Grande nouvelle en 1925 : le roi Albert Ier octroie le titre de « Royal » au club qui adopte définitivement le rouge et le blanc comme couleurs officielles. Dans la foulée, toujours guidé par son succès, le RAGC décide d’agrandir son territoire grâce à l’achat inespéré, en 1929, de 30 ha supplémentaires de bruyères, vendus par un voisin en partance. Un don du ciel…

Pour l’aménagement du parcours, il est fait appel, en 1930, à Tom Simpson, un architecte de grande renommée, qui laisse parler son crayon magique. A l’arrivée, le club dispose d’un championship course de 18 trous et d’un parcours de 9 trous, sis dans un décor magique et parfaitement intégré dans la nature.

Le parcours principal, d’un classicisme d’école, est une pure merveille avec, notamment, de nombreux trous en dog-legs. En plus d’être le plus vieux club du royaume, le Royal Antwerp est en passe de devenir le plus beau ! La griffe de Tom Simpson – également auteur des parcours de Morfontaine, de Chiberta, de Fontainebleau, de Chantilly, de Spa, du Sart-Tilman et du Hainaut – est omniprésente avec, notamment, des greens parfaitement protégés par des bunkers.

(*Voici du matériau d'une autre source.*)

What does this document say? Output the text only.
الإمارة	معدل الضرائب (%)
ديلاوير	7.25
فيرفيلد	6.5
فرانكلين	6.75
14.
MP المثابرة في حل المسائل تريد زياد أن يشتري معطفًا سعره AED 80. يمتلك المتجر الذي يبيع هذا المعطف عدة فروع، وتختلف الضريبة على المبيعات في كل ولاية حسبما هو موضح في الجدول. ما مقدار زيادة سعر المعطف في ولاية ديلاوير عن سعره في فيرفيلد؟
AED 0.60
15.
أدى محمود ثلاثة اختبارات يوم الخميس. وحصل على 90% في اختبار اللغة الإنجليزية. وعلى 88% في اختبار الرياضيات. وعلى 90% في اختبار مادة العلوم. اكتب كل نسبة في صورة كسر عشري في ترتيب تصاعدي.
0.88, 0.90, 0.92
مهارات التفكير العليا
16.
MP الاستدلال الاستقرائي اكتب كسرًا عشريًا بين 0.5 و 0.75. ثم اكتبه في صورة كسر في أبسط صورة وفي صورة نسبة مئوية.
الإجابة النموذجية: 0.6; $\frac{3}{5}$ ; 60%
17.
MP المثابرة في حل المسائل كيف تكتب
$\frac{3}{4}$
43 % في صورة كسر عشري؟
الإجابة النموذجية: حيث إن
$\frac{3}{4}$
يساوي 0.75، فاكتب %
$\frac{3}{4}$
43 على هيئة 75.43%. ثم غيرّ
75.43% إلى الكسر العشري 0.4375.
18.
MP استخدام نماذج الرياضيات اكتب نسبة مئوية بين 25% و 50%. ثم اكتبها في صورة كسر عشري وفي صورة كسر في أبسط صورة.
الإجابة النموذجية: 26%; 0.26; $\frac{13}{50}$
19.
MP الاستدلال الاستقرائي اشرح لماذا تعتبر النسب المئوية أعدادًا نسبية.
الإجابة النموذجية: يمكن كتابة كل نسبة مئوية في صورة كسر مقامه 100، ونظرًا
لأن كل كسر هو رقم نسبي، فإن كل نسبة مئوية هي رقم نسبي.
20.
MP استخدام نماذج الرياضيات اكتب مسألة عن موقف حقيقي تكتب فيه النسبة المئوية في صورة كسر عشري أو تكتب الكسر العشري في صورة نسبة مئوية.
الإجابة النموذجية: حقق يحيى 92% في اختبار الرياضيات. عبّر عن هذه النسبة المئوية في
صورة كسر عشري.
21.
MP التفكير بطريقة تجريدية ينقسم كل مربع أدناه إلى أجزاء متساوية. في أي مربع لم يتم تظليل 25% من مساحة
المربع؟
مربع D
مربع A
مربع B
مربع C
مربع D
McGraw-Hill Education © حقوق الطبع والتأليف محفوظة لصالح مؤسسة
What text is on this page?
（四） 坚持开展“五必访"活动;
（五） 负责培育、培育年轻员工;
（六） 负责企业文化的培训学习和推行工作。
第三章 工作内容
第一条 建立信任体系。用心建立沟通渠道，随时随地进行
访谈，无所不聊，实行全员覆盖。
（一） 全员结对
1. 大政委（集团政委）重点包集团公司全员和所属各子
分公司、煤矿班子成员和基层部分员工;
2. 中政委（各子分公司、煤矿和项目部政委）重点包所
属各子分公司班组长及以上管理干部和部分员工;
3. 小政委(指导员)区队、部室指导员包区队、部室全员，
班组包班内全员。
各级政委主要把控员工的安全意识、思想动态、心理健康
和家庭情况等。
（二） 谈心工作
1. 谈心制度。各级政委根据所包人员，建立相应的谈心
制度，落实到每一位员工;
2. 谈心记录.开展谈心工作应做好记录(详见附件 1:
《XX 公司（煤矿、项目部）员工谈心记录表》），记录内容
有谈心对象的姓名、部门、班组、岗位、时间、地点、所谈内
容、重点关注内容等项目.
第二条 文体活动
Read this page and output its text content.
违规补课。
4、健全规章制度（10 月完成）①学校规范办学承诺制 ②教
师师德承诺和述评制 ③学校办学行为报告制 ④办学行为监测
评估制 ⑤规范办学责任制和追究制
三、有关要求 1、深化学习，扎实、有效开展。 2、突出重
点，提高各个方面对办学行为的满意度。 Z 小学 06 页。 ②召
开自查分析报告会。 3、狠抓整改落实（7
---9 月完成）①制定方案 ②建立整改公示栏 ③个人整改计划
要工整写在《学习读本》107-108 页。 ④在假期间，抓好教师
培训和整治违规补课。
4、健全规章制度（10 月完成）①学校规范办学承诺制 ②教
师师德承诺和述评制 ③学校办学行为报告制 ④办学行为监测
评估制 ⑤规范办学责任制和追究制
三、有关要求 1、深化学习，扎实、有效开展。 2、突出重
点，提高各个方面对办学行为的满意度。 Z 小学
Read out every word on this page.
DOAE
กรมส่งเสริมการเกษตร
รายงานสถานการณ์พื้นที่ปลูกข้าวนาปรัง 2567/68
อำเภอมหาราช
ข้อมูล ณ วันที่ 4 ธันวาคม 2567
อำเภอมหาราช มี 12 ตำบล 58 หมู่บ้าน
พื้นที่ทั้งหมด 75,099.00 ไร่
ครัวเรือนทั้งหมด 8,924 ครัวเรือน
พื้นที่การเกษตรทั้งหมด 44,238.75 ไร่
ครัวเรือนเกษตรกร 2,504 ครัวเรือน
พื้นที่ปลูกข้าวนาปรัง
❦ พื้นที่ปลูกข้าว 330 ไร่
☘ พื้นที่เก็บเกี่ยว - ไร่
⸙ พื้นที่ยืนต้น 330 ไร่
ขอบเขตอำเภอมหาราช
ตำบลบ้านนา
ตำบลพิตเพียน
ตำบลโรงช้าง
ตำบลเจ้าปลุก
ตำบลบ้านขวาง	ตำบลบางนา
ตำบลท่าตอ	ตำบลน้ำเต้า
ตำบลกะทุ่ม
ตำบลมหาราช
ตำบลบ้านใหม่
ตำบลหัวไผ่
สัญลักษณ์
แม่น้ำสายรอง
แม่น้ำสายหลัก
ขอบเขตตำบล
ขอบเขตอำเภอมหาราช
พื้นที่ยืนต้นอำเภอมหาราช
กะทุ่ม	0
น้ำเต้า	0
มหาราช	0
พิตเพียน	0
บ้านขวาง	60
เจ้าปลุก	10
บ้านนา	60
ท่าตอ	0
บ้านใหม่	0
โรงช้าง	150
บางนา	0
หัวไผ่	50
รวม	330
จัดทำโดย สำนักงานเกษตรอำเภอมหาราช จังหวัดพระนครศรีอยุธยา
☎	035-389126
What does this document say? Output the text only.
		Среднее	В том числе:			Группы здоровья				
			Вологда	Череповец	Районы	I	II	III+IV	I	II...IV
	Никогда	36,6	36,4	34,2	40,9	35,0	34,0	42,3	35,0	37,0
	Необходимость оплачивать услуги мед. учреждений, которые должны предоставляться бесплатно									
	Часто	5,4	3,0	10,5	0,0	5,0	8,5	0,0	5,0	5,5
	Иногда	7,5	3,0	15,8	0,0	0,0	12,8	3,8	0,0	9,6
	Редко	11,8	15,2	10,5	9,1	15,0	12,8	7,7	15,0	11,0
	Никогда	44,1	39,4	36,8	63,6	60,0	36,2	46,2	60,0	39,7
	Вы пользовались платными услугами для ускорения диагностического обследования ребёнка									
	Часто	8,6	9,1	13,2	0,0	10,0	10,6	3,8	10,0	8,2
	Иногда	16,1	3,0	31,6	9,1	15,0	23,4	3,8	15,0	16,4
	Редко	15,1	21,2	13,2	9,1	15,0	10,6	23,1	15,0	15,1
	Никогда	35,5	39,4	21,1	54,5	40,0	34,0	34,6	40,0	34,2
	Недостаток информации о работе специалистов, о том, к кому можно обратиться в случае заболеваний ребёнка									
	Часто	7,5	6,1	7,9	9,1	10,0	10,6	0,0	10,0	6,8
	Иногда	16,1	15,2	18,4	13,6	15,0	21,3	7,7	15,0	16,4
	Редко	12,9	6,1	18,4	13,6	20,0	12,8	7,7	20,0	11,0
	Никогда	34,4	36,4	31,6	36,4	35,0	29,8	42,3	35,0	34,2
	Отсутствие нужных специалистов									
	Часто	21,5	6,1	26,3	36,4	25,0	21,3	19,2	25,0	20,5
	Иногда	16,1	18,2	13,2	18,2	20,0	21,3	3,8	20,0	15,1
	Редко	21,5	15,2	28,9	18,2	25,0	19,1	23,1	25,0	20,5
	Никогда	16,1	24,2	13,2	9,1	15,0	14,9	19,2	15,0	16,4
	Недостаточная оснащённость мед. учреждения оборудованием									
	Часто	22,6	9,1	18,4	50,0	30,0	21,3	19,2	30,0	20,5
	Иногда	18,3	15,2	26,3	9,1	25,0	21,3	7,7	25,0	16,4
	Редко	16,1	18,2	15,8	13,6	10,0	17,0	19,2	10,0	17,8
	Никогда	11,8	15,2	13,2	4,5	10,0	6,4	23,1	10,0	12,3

Un pur régal pour les yeux, un vrai défi pour le swing !

 

Le record de Strange

L’invasion de 1940 et les terribles années d’occupation ont de fâcheuses conséquences sur la vie du club anversois. Durant la guerre, la Wehrmacht envahit Kapellen et le club-house est réquisitionné. Les Allemands imposent de céder une dizaine d’hectares pour la culture de maïs et de pommes de terre mais, in fine, seuls les trous nos 13 et 14 seront abîmés. Lors de la Libération, en 1944, de nombreux obus tombent sur le parcours et un V1 est même à l’origine du bunker sur la droite du green du trou n°4 !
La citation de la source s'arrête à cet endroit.